Steuerle's comment about the importance of fairness as a foundation for democracy also caught my attention. Whatever we think fairness means, we know that citizens must trust that their democracy provides equal justice under the law and protects the human rights that we treasure. I have argued that this means that the tax system should shift resource allocation away from inequality and towards equality. Consolidation of capital ownership in the hands of a few destroys democracy, and expansion of human capital investment across the polity builds democracy.
Hodge's comments, however, I find disturbing, at least as reported in Tax Notes. He joins the radicals such as Jim Saxton and JEC staffer Jason Fichtner who argue that there is no need for traditional distributional tables as a tool in determining tax policy. But the argument he makes seems loaded with judgmental terminology that suggests a goal of moving the tax burden from certain favored groups (not distributional groups, but "value" groups) to more disfavored groups.
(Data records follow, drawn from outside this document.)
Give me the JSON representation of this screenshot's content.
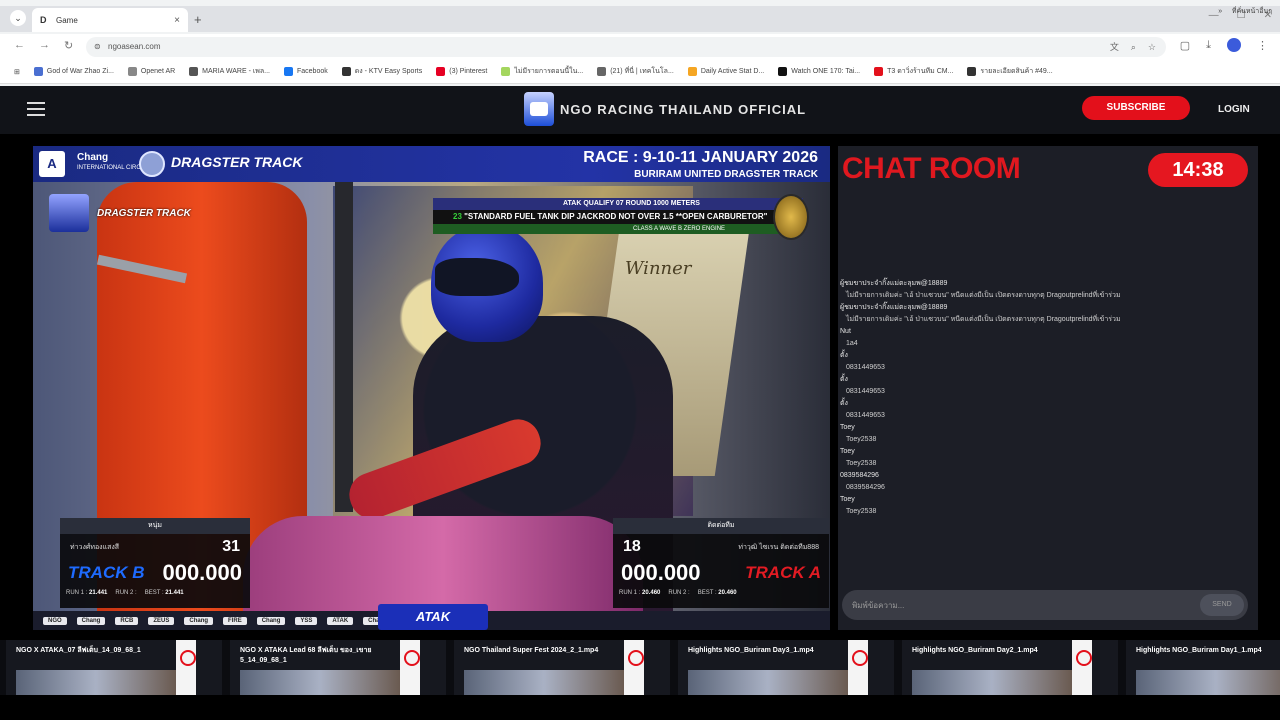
{
  "browser": {
    "tab_title": "Game",
    "tab_favicon": "D",
    "tab_close": "×",
    "new_tab": "+",
    "url": "ngoasean.com",
    "bookmarks": [
      {
        "label": "God of War Zhao Zi...",
        "color": "#4a6fd1"
      },
      {
        "label": "Openet AR",
        "color": "#888888"
      },
      {
        "label": "MARIA WARE - เพล...",
        "color": "#555555"
      },
      {
        "label": "Facebook",
        "color": "#1877f2"
      },
      {
        "label": "ดง - KTV Easy Sports",
        "color": "#333333"
      },
      {
        "label": "(3) Pinterest",
        "color": "#e60023"
      },
      {
        "label": "ไม่มีรายการตอนนี้ใน...",
        "color": "#a4d65e"
      },
      {
        "label": "(21) ที่นี่ | เทคโนโล...",
        "color": "#666666"
      },
      {
        "label": "Daily Active Stat D...",
        "color": "#f5a623"
      },
      {
        "label": "Watch ONE 170: Tai...",
        "color": "#111111"
      },
      {
        "label": "T3 ดาวิ่งร้านทีม CM...",
        "color": "#e3101b"
      },
      {
        "label": "รายละเอียดสินค้า #49...",
        "color": "#333333"
      }
    ],
    "bookmarks_more": "»",
    "bookmarks_folder": "ที่คั่นหน้าอื่นๆ"
  },
  "header": {
    "site_title": "NGO RACING THAILAND OFFICIAL",
    "subscribe_label": "SUBSCRIBE",
    "login_label": "LOGIN"
  },
  "video": {
    "sponsor": "Chang",
    "sponsor_sub": "INTERNATIONAL CIRCUIT",
    "dragster_logo": "DRAGSTER TRACK",
    "race_title": "RACE : 9-10-11 JANUARY 2026",
    "race_venue": "BURIRAM UNITED DRAGSTER TRACK",
    "banner_top": "ATAK  QUALIFY 07 ROUND  1000 METERS",
    "banner_class_number": "23",
    "banner_class": "\"STANDARD FUEL TANK DIP JACKROD NOT OVER 1.5 **OPEN CARBURETOR\"",
    "banner_bottom": "CLASS A WAVE B ZERO ENGINE",
    "winner_text": "Winner",
    "left": {
      "team": "หนุ่ม",
      "rider": "ท่าวงศ์ทองแสงสี",
      "number": "31",
      "track": "TRACK B",
      "time": "000.000",
      "run1_label": "RUN 1 :",
      "run1": "21.441",
      "run2_label": "RUN 2 :",
      "run2": "",
      "best_label": "BEST :",
      "best": "21.441"
    },
    "right": {
      "team": "ติดต่อทีม",
      "rider": "ท่าวุฒิ ไซเรน ติดต่อทีม888",
      "number": "18",
      "track": "TRACK A",
      "time": "000.000",
      "run1_label": "RUN 1 :",
      "run1": "20.460",
      "run2_label": "RUN 2 :",
      "run2": "",
      "best_label": "BEST :",
      "best": "20.460"
    },
    "bottom_sponsors": [
      "NGO",
      "Chang",
      "RCB",
      "ZEUS",
      "Chang",
      "FIRE",
      "Chang",
      "YSS",
      "ATAK",
      "Chang"
    ],
    "atak_logo": "ATAK"
  },
  "chat": {
    "title": "CHAT ROOM",
    "timer": "14:38",
    "messages": [
      {
        "user": "ผู้ชมขาประจำกิ๊งแม่ตะลุมพ@18889",
        "text": "ไม่มีรายการเดิมค่ะ \"เอ้ ป่าแซวบน\" หนีดแต่งมีเป็น เปิดตรงดาบทุกตุ Dragoutprelindที่เข้าร่วม"
      },
      {
        "user": "ผู้ชมขาประจำกิ๊งแม่ตะลุมพ@18889",
        "text": "ไม่มีรายการเดิมค่ะ \"เอ้ ป่าแซวบน\" หนีดแต่งมีเป็น เปิดตรงดาบทุกตุ Dragoutprelindที่เข้าร่วม"
      },
      {
        "user": "Nut",
        "text": "1a4"
      },
      {
        "user": "ตั้ง",
        "text": "0831449653"
      },
      {
        "user": "ตั้ง",
        "text": "0831449653"
      },
      {
        "user": "ตั้ง",
        "text": "0831449653"
      },
      {
        "user": "Toey",
        "text": "Toey2538"
      },
      {
        "user": "Toey",
        "text": "Toey2538"
      },
      {
        "user": "0839584296",
        "text": "0839584296"
      },
      {
        "user": "Toey",
        "text": "Toey2538"
      }
    ],
    "input_placeholder": "พิมพ์ข้อความ...",
    "send_label": "SEND"
  },
  "videos": [
    {
      "title": "NGO X ATAKA_07 ลีฟเต็บ_14_09_68_1"
    },
    {
      "title": "NGO X ATAKA Lead 68 ลีฟเต็บ ของ_เขาย 5_14_09_68_1"
    },
    {
      "title": "NGO Thailand Super Fest 2024_2_1.mp4"
    },
    {
      "title": "Highlights NGO_Buriram Day3_1.mp4"
    },
    {
      "title": "Highlights NGO_Buriram Day2_1.mp4"
    },
    {
      "title": "Highlights NGO_Buriram Day1_1.mp4"
    }
  ]
}
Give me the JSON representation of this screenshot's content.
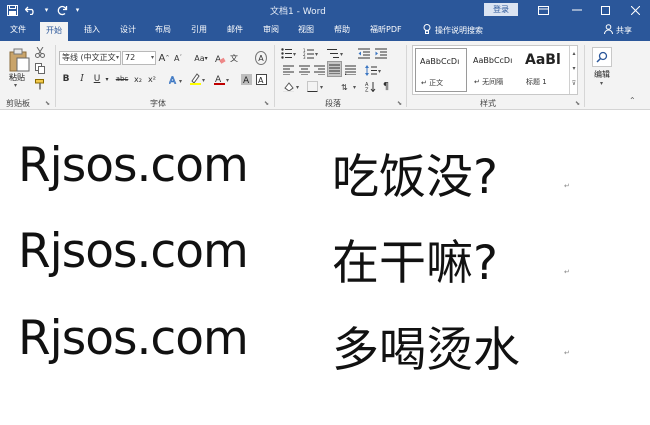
{
  "window": {
    "title": "文档1 - Word",
    "login_label": "登录",
    "buttons": [
      "ribbon-display-icon",
      "minimize-icon",
      "maximize-icon",
      "close-icon"
    ]
  },
  "quick_access": {
    "icons": [
      "save-icon",
      "undo-icon",
      "redo-icon",
      "customize-icon"
    ]
  },
  "tabs": {
    "file": "文件",
    "home": "开始",
    "insert": "插入",
    "design": "设计",
    "layout": "布局",
    "references": "引用",
    "mailings": "邮件",
    "review": "审阅",
    "view": "视图",
    "help": "帮助",
    "foxit": "福昕PDF",
    "tell_me": "操作说明搜索",
    "share": "共享",
    "active": "开始"
  },
  "ribbon": {
    "clipboard": {
      "label": "剪贴板",
      "paste": "粘贴"
    },
    "font": {
      "label": "字体",
      "font_name": "等线 (中文正文",
      "font_size": "72",
      "bold": "B",
      "italic": "I",
      "underline": "U",
      "strikethrough": "abc",
      "subscript": "x₂",
      "superscript": "x²",
      "grow": "A",
      "shrink": "A",
      "case": "Aa",
      "clear": "A",
      "phonetic": "文",
      "enclose": "A"
    },
    "paragraph": {
      "label": "段落"
    },
    "styles": {
      "label": "样式",
      "items": [
        {
          "sample": "AaBbCcDı",
          "name": "↵ 正文"
        },
        {
          "sample": "AaBbCcDı",
          "name": "↵ 无间隔"
        },
        {
          "sample": "AaBl",
          "name": "标题 1"
        }
      ]
    },
    "editing": {
      "label": "编辑"
    }
  },
  "document": {
    "lines": [
      {
        "latin": "Rjsos.com",
        "cjk": "吃饭没?"
      },
      {
        "latin": "Rjsos.com",
        "cjk": "在干嘛?"
      },
      {
        "latin": "Rjsos.com",
        "cjk": "多喝烫水"
      }
    ],
    "paragraph_mark": "↵"
  },
  "colors": {
    "accent": "#2b579a",
    "ribbon_bg": "#f3f3f3",
    "font_color": "#c00000",
    "highlight": "#ffff00"
  }
}
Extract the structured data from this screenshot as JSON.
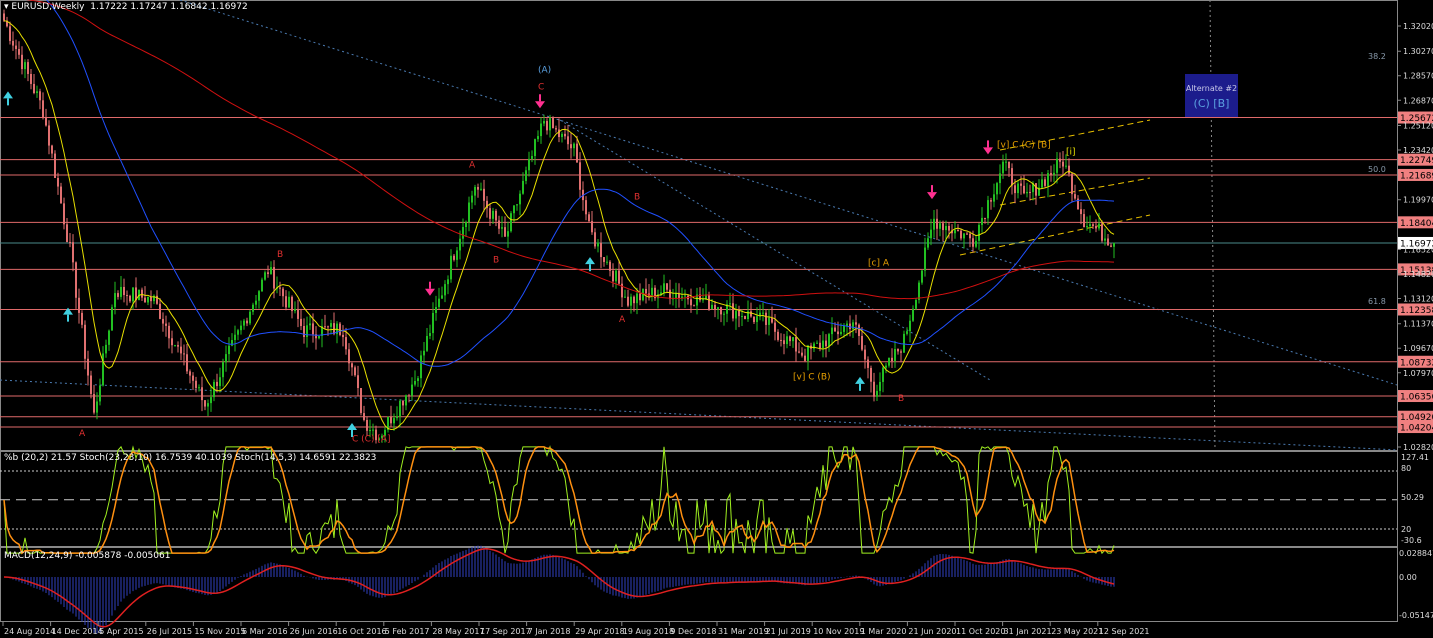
{
  "header": {
    "symbol": "EURUSD,Weekly",
    "ohlc": "1.17222 1.17247 1.16842 1.16972"
  },
  "indicator_header": "%b (20,2) 21.57  Stoch(23,23,10) 16.7539 40.1039  Stoch(14,5,3) 14.6591 22.3823",
  "macd_header": "MACD(12,24,9) -0.005878 -0.005061",
  "alternate_box": {
    "title": "Alternate #2",
    "labels": "(C)  [B]"
  },
  "colors": {
    "bull": "#22c022",
    "bear": "#e07070",
    "level": "#e06a6a",
    "ma_fast": "#e8e000",
    "ma_mid": "#2050ff",
    "ma_slow": "#d01010",
    "stoch": "#a0f020",
    "stoch_signal": "#ff9010",
    "macd_signal": "#e02020",
    "macd_hist": "#3040c0"
  },
  "chart_data": {
    "type": "candlestick",
    "title": "EURUSD,Weekly",
    "ylim": [
      1.0282,
      1.3202
    ],
    "price_ticks": [
      "1.32020",
      "1.30270",
      "1.28570",
      "1.26870",
      "1.25120",
      "1.23420",
      "1.19970",
      "1.16520",
      "1.14820",
      "1.13120",
      "1.11370",
      "1.09670",
      "1.07970",
      "1.02820"
    ],
    "levels": [
      1.25672,
      1.22749,
      1.21689,
      1.18404,
      1.15138,
      1.12358,
      1.08732,
      1.06356,
      1.0492,
      1.04204
    ],
    "level_labels": [
      "1.25672",
      "1.22749",
      "1.21689",
      "1.18404",
      "1.15138",
      "1.12358",
      "1.08732",
      "1.06356",
      "1.04920",
      "1.04204"
    ],
    "current_price": 1.16972,
    "current_price_label": "1.16972",
    "fib_labels": [
      {
        "text": "38.2",
        "price": 1.296
      },
      {
        "text": "50.0",
        "price": 1.2175
      },
      {
        "text": "61.8",
        "price": 1.126
      }
    ],
    "x_labels": [
      "24 Aug 2014",
      "14 Dec 2014",
      "5 Apr 2015",
      "26 Jul 2015",
      "15 Nov 2015",
      "6 Mar 2016",
      "26 Jun 2016",
      "16 Oct 2016",
      "5 Feb 2017",
      "28 May 2017",
      "17 Sep 2017",
      "7 Jan 2018",
      "29 Apr 2018",
      "19 Aug 2018",
      "9 Dec 2018",
      "31 Mar 2019",
      "21 Jul 2019",
      "10 Nov 2019",
      "1 Mar 2020",
      "21 Jun 2020",
      "11 Oct 2020",
      "31 Jan 2021",
      "23 May 2021",
      "12 Sep 2021"
    ],
    "close_path_week_price": [
      [
        0,
        1.324
      ],
      [
        13,
        1.262
      ],
      [
        22,
        1.165
      ],
      [
        30,
        1.05
      ],
      [
        37,
        1.137
      ],
      [
        50,
        1.13
      ],
      [
        67,
        1.057
      ],
      [
        88,
        1.151
      ],
      [
        100,
        1.109
      ],
      [
        113,
        1.11
      ],
      [
        120,
        1.047
      ],
      [
        125,
        1.036
      ],
      [
        137,
        1.075
      ],
      [
        143,
        1.116
      ],
      [
        157,
        1.21
      ],
      [
        167,
        1.172
      ],
      [
        180,
        1.255
      ],
      [
        190,
        1.234
      ],
      [
        195,
        1.179
      ],
      [
        208,
        1.13
      ],
      [
        220,
        1.137
      ],
      [
        233,
        1.13
      ],
      [
        253,
        1.116
      ],
      [
        267,
        1.092
      ],
      [
        283,
        1.116
      ],
      [
        290,
        1.068
      ],
      [
        300,
        1.102
      ],
      [
        310,
        1.186
      ],
      [
        323,
        1.172
      ],
      [
        333,
        1.224
      ],
      [
        340,
        1.2
      ],
      [
        353,
        1.227
      ],
      [
        360,
        1.186
      ],
      [
        370,
        1.1697
      ]
    ],
    "wave_labels": [
      {
        "text": "(A)",
        "week": 180,
        "price": 1.288,
        "color": "#5aa0e0"
      },
      {
        "text": "C",
        "week": 180,
        "price": 1.276,
        "color": "#e03030"
      },
      {
        "text": "A",
        "week": 27,
        "price": 1.036,
        "color": "#e03030"
      },
      {
        "text": "B",
        "week": 93,
        "price": 1.16,
        "color": "#e03030"
      },
      {
        "text": "C (C) [A]",
        "week": 118,
        "price": 1.032,
        "color": "#e03030"
      },
      {
        "text": "A",
        "week": 157,
        "price": 1.222,
        "color": "#e03030"
      },
      {
        "text": "B",
        "week": 165,
        "price": 1.156,
        "color": "#e03030"
      },
      {
        "text": "B",
        "week": 212,
        "price": 1.2,
        "color": "#e03030"
      },
      {
        "text": "A",
        "week": 207,
        "price": 1.115,
        "color": "#e03030"
      },
      {
        "text": "[v] C (B)",
        "week": 265,
        "price": 1.075,
        "color": "#e8a000"
      },
      {
        "text": "[c] A",
        "week": 290,
        "price": 1.154,
        "color": "#e8a000"
      },
      {
        "text": "B",
        "week": 300,
        "price": 1.06,
        "color": "#e03030"
      },
      {
        "text": "[v] C (C) [B]",
        "week": 333,
        "price": 1.236,
        "color": "#e8a000"
      },
      {
        "text": "[i]",
        "week": 356,
        "price": 1.231,
        "color": "#e8e000"
      }
    ]
  },
  "indicator_panel": {
    "ticks": [
      "127.41",
      "80",
      "50.29",
      "20",
      "-30.6"
    ]
  },
  "macd_panel": {
    "ticks": [
      "0.028847",
      "0.00",
      "-0.051476"
    ]
  }
}
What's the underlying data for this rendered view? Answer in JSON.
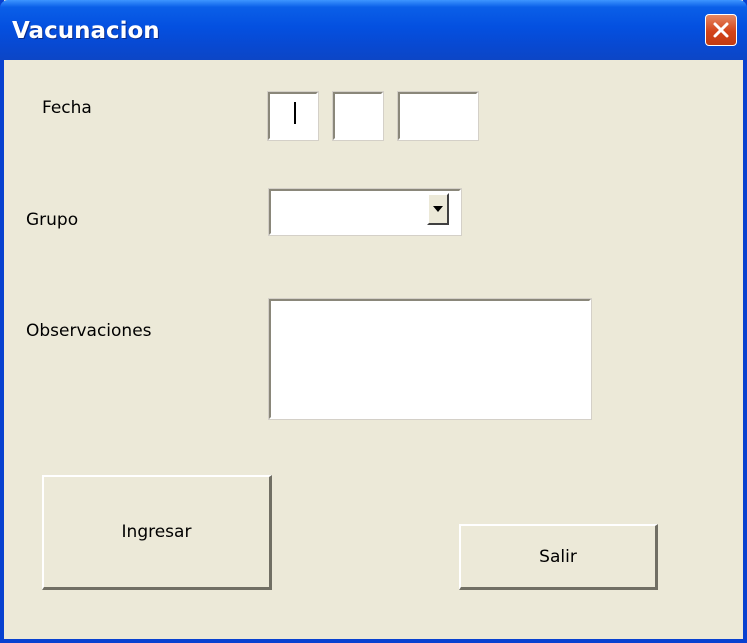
{
  "window": {
    "title": "Vacunacion"
  },
  "form": {
    "fecha_label": "Fecha",
    "fecha_day": "",
    "fecha_month": "",
    "fecha_year": "",
    "grupo_label": "Grupo",
    "grupo_value": "",
    "observaciones_label": "Observaciones",
    "observaciones_value": ""
  },
  "buttons": {
    "ingresar": "Ingresar",
    "salir": "Salir"
  },
  "colors": {
    "titlebar": "#0450e0",
    "window_bg": "#ece9d8",
    "close_button": "#d3441a"
  },
  "icons": {
    "close": "close-icon",
    "dropdown": "chevron-down-icon"
  }
}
He complains that the result of distributional tabulation is "sterile quintiles" that tend to polarize the middle class into those that pay tax and those that don't. The "rising army" of single and single mom and part-time worker taxpayers (he terms at least some of these "self-serving idiots" like characters from Friends) pays no taxes, and the "statistically wealthy" middle class (analogized to Ozzie and Harriet) is left paying the bills. But, he argues, the "middle class is a value system. It's not a point on the income scale." Given the "punishing" effect of progressivity on the middle class, he suggests we should mitigate that effect through a flat rate tax. With a flat tax, we can throw out the distribution tables.
This discussion suggests a callous insensitivity to the many single mom heads of households and other single taxpayers who are just barely getting by on their low incomes. The derogatory terminology towards an entire taxpayer group compared to those who belong to the "right" value system (the Ozzie and Harriet nice, clean, white familes of four?) jars the same as former Education Secretary William Bennett's statement about abortions of black babies.
Further, the statement that "middle class is a value system" and not a distribution of income calculation seems to imply that only those who have the "right" value system are worthy of concern when considering how to make tax policies fair. Single moms are placed in that outcast group that neither merits our emotional sympathy nor deserves our economic concern. "Let them eat cake" is now translated to "let them pay the same flat tax, no matter their ability to pay."
Distributional tables are more necessary now than ever. Remember that in the campaign to pass the 2001 tax cuts in a climate where most Americans did not place tax cuts very high on the national priority list, ordinary Americans were told that the "typical American family's tax cut" would be about $1800. That was a misleading use of a statistic to make Americans in those lower four quintiles think they would receive a significant bonus from the tax cut bill. Distributional tables help to dispel those misconceptions, and are an important tool for tax policy analysis. The only problem with the current distributional tables is that they make too few distinctions in the top quintile where it really matters. Tables should instead break down the top 5%, 2%, 1% and .2%, so that ordinary Americans have some sense of the immense incomes and access to wealth held by those at the very top.